"It is with great sadness that we report that Nora Ephron has died," her publisher Alfred A. Knopf, said in a statement. "She brought an awful lot of people a tremendous amount of joy. She will be sorely missed."
The New York Times cited her son, Jacob Bernstein, as saying Ephron died. Bernstein is a freelance reporter for the Times.
"From her earliest days at New York City's newspapers to her biggest Hollywood successes, Nora always loved a good New York story, and she could tell them like no one else," Bloomberg said in a statement.
Ephron, who often parlayed her own love life into movies like "Heartburn" and gave her acerbic take on aging in the 2010 essay collection, "I Remember Nothing: And Other Reflections," had kept her illness largely private except for close friends and family.
The elegant Ephron, known for habitually dressing in black, urged aging friends and readers to make the most of their lives.
"You should eat delicious things while you can still eat them, go to wonderful places while you still can ... and not have evenings where you say to yourself, 'What am I doing here? Why am I here? I am bored witless!'" she told Reuters in a 2010 interview while promoting the book.

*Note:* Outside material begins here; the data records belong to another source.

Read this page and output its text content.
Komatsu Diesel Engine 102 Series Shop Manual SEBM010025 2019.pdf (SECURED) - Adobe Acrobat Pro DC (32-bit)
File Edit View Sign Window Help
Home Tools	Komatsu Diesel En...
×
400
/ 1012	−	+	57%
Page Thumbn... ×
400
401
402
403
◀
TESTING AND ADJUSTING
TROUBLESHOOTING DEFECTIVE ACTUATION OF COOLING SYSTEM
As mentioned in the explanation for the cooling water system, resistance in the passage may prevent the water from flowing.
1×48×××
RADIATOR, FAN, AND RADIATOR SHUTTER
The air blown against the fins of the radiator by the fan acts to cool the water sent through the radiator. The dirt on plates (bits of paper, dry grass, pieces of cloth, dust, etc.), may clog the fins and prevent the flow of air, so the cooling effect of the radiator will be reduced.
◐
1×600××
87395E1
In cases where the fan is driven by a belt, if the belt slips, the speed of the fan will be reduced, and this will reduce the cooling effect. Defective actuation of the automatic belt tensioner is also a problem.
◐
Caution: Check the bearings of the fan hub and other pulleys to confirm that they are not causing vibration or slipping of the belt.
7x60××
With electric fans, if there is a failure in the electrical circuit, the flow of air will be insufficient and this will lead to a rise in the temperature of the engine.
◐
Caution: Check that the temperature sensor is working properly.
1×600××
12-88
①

She began her career as a journalist but transitioned into movies, leaving behind a legacy of more than a dozen films, often featuring strong female characters, that she either wrote, produced or directed. She was nominated for three Academy Awards for "Harry Met Sally," "Sleepless in Seattle" and the drama "Silkwood" with Meryl Streep playing an anti-nuclear activist.
Ephron also wrote for the stage, authoring the 2002 play "Imaginary Friends" about the rivalry of authors Mary McCarthy and Lillian Hellman, and "Love, Loss and What I Wore," with her sister Delia, in 2009.
New York, Washington, Hollywood
Born May 19, 1941 in New York City and raised in Beverly Hills by screenwriter parents, Ephron worked briefly as a White House intern before going into journalism. She quickly became known as a humorist with essays on subjects ranging from food and fashion to feminism.
She helped rewrite a version of the script for the movie "All The President's Men," about Bernstein and Bob Woodward's uncovering of the political scandal that led to the resignation of Richard Nixon in 1974. Although that screenplay was not used, it led to a TV movie screenwriting job for Ephron.
Her big movie break came after a messy divorce from Bernstein, which was the genesis for her 1983 novel "Heartburn" that she later adapted into the bittersweet hit film of the same name starring Jack Nicholson and Meryl Streep.
"Sleepless in Seattle" and "You've Got Mail," that saw Ephron gradually add producer and director to her resume and become one of Hollywood's most successful makers of romantic comedies.
Although her movies raked in tens of millions of dollars at box offices worldwide, Ephron never won the industry's highest honor, an Academy Award.
After box office flops "Hanging Up" and "Lucky Numbers" in 2000, Ephron focused on essays, writing for the stage, and blogging for the online news site The Huffington Post.
Her humorous 2006 collection "I Feel Bad About My Neck: And Other Thoughts on Being a Woman" became a bestseller on the New York Times list.
Ephron was married three times and is survived by her husband of more than 20 years, writer Nicholas Pileggi, and two children with Bernstein.